Diversifier et stocker les énergies renouvelables

La poursuite de la diversification de la production est indispensable pour multiplier les sources d’électricité. La production photovoltaïque, le biométhane ou la géothermie sont des solutions de production renouvelables fiables, peu impactées par les fortes températures, la sécheresse et l’absence de vent.

En parallèle, la France progresse sur le stockage de l’énergie pour pallier l’intermittence des énergies renouvelables et la baisse de production nucléaire et hydroélectrique.

La France s’engage notamment sur l’hydrogène. Présenté comme le « moyen de stockage le plus prometteur » dans le plan de déploiement de l’hydrogène, ce vecteur énergétique est au cœur de plusieurs projets en France.

Lancé en mars 2024 et coordonné par Storengy, le projet FrHyGe vise par exemple à démontrer la faisabilité de stockage, d’injection et de soutirage de 6 000 tonnes d’hydrogène.

Facilement actionnable, la technologie du « vehicle-to-grid » peut venir compléter des solutions plus ambitieuses. Elle consiste à utiliser les véhicules électriques pour stocker l’électricité et la décharger sur le réseau lors des pics de consommation.

Entreprises : comment se protéger de la volatilité des prix en période de canicule ?

La hausse des prix de l’électricité lors des canicules est en partie liée au déséquilibre entre l’offre et la demande. Si les acteurs de l’énergie peuvent agir sur l’offre en augmentant la production électrique, les consommateurs ont les cartes en main pour réduire la demande.

Réduire la consommation électrique

D’après l’ADEME, 5 % de la consommation d’électricité des bâtiments sont liés à la climatisation. L’agence de la transition énergétique préconise son usage raisonné.

Augmenter la température de consigne de 22°C à 27°C divise par deux la consommation électrique des climatiseurs. De même, ne démarrer la climatisation qu’à partir d’une température extérieure de 30°C, et non de 27°C, divise par trois la consommation d’énergie.

D’autres gestes sont simples et accessibles à tous, comme couper la veille des ordinateurs, imprimantes et de tout équipement électrique, ou éteindre les lumières.

Adopter des solutions durables et performantes

Des solutions alternatives écologiques et performantes permettent de réduire l’impact des climatiseurs sur la consommation électrique.

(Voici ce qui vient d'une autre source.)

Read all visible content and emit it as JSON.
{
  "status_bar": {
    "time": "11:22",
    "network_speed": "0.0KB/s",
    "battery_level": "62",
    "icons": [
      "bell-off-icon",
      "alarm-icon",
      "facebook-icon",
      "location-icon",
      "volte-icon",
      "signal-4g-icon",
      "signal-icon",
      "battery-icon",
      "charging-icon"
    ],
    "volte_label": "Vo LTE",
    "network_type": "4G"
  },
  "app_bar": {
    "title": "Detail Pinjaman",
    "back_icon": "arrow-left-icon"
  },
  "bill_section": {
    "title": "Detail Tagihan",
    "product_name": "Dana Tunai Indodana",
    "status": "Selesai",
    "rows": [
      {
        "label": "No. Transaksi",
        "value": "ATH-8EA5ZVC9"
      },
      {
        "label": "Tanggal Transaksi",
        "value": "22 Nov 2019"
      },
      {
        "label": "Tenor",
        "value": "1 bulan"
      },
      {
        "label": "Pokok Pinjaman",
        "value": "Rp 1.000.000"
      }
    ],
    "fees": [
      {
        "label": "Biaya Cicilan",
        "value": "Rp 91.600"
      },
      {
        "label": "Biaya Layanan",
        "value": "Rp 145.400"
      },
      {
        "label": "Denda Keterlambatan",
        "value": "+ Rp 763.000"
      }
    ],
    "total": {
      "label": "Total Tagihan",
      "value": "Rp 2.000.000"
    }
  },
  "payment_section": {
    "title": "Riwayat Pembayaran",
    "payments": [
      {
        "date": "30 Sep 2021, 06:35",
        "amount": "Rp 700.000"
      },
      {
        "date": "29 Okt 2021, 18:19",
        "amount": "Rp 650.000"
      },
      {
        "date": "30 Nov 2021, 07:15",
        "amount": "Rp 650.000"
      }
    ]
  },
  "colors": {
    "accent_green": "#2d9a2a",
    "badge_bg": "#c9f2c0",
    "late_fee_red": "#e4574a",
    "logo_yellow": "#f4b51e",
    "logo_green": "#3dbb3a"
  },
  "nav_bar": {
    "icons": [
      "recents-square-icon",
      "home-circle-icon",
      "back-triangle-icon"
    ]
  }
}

Sous la forme d’un Rafraîchisseur d’Air Évaporatif (RAE), la bio-climatisation offre une solution mobile, compacte et économique pour rafraîchir un bureau. La pose de films solaires sur les fenêtres rejette jusqu’à 80 % de l’énergie solaire.

Sur le principe du cool roofing, des techniques de refroidissement passif, comme les toits réfléchissants ou les peintures thermorégulatrices, réduisent la chaleur absorbée par le bâtiment. 

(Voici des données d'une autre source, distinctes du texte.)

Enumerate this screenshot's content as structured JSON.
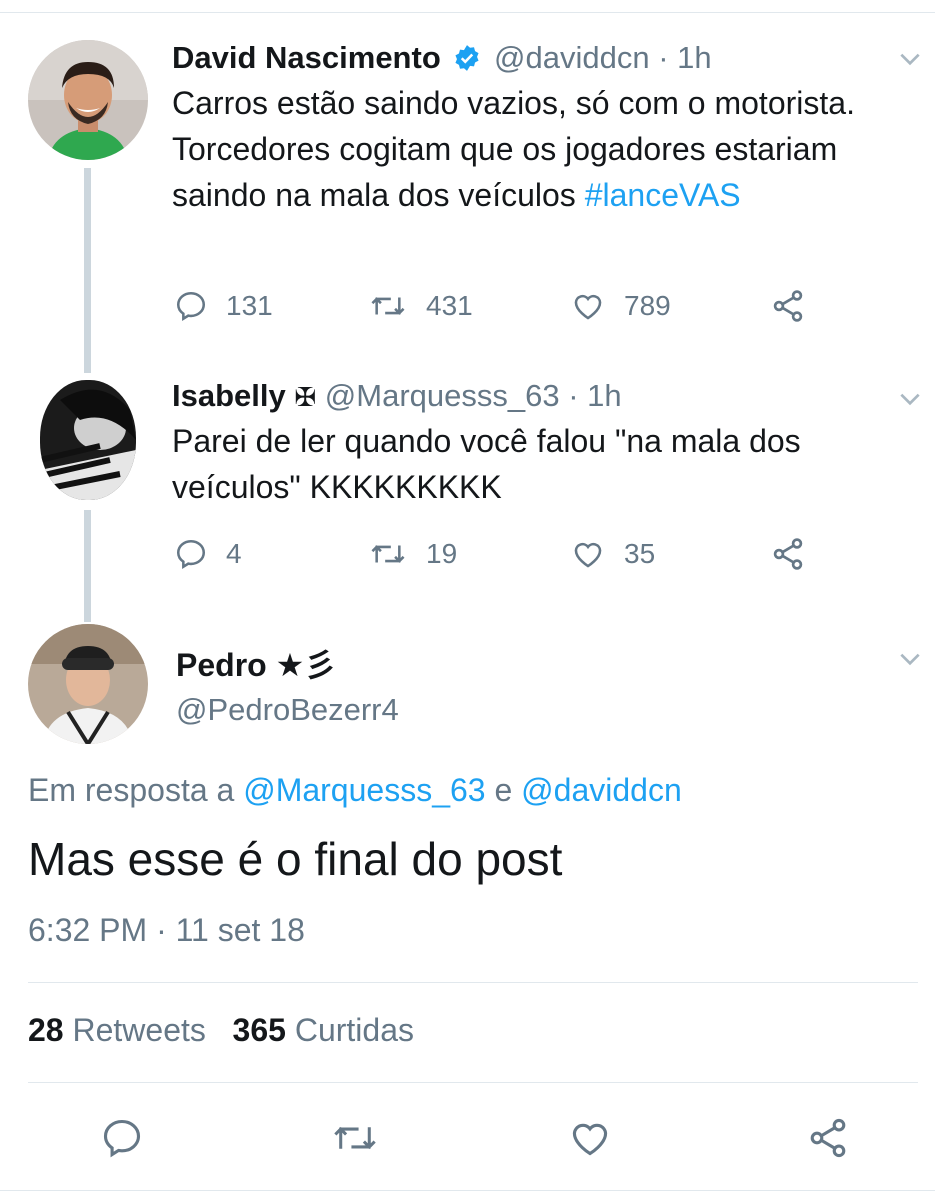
{
  "thread": [
    {
      "name": "David Nascimento",
      "verified": true,
      "handle": "@daviddcn",
      "time": "· 1h",
      "text": "Carros estão saindo vazios, só com o motorista. Torcedores cogitam que os jogadores estariam saindo na mala dos veículos ",
      "hashtag": "#lanceVAS",
      "replies": "131",
      "retweets": "431",
      "likes": "789"
    },
    {
      "name": "Isabelly",
      "name_symbol": "✠",
      "handle": "@Marquesss_63",
      "time": "· 1h",
      "text": "Parei de ler quando você falou \"na mala dos veículos\" KKKKKKKKK",
      "replies": "4",
      "retweets": "19",
      "likes": "35"
    }
  ],
  "focused": {
    "name": "Pedro ★彡",
    "handle": "@PedroBezerr4",
    "reply_prefix": "Em resposta a ",
    "reply_mention_1": "@Marquesss_63",
    "reply_joiner": " e ",
    "reply_mention_2": "@daviddcn",
    "text": "Mas esse é o final do post",
    "timestamp": "6:32 PM · 11 set 18",
    "retweets_count": "28",
    "retweets_label": "Retweets",
    "likes_count": "365",
    "likes_label": "Curtidas"
  },
  "icons": {
    "reply": "reply-icon",
    "retweet": "retweet-icon",
    "like": "heart-icon",
    "share": "share-icon",
    "more": "chevron-down-icon",
    "verified": "verified-badge-icon"
  },
  "colors": {
    "link": "#1da1f2",
    "muted": "#657786",
    "text": "#14171a",
    "thread_line": "#ccd6dd"
  }
}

Bien acheter son électricité

Face à la volatilité des prix de l’énergie, les entreprises doivent adapter leur stratégie d’achat.

Suivre les prix sur le marché de l’électricité aide à gérer le risque. Cabinet de conseil en énergie, SirEnergies propose un accompagnement personnalisé aux entreprises et professionnels pour acheter l’électricité et le gaz au meilleur prix et optimiser les consommations énergétiques. Avec l’application SirEnergies, les entreprises accèdent en temps réel aux données des marchés de l’énergie pour affiner leur stratégie d’achat en fonction du contexte climatique.

 

 

La canicule et la sécheresse impactent la production et la consommation d’électricité. Conséquence : les prix de l’électricité augmentent, sous l’effet de la hausse de la demande et des importations.

Les pics de consommation à 58 GW l’été restent néanmoins inférieurs aux pics hivernaux de plus de 100 GW. La France reste un pays majoritairement exportateur.

Mais si aujourd’hui les gestionnaires des réseaux d’électricité restent confiants sur la sécurité de l’approvisionnement électrique en été, la recrudescence des vagues de chaleur et des périodes de sécheresse pourrait venir bousculer ce fragile équilibre.

Il est urgent de préparer l’avenir pour améliorer la résilience énergétique du système électrique face aux phénomènes climatiques extrêmes. Les entreprises peuvent aussi anticiper en réduisant leurs consommations électriques l’été.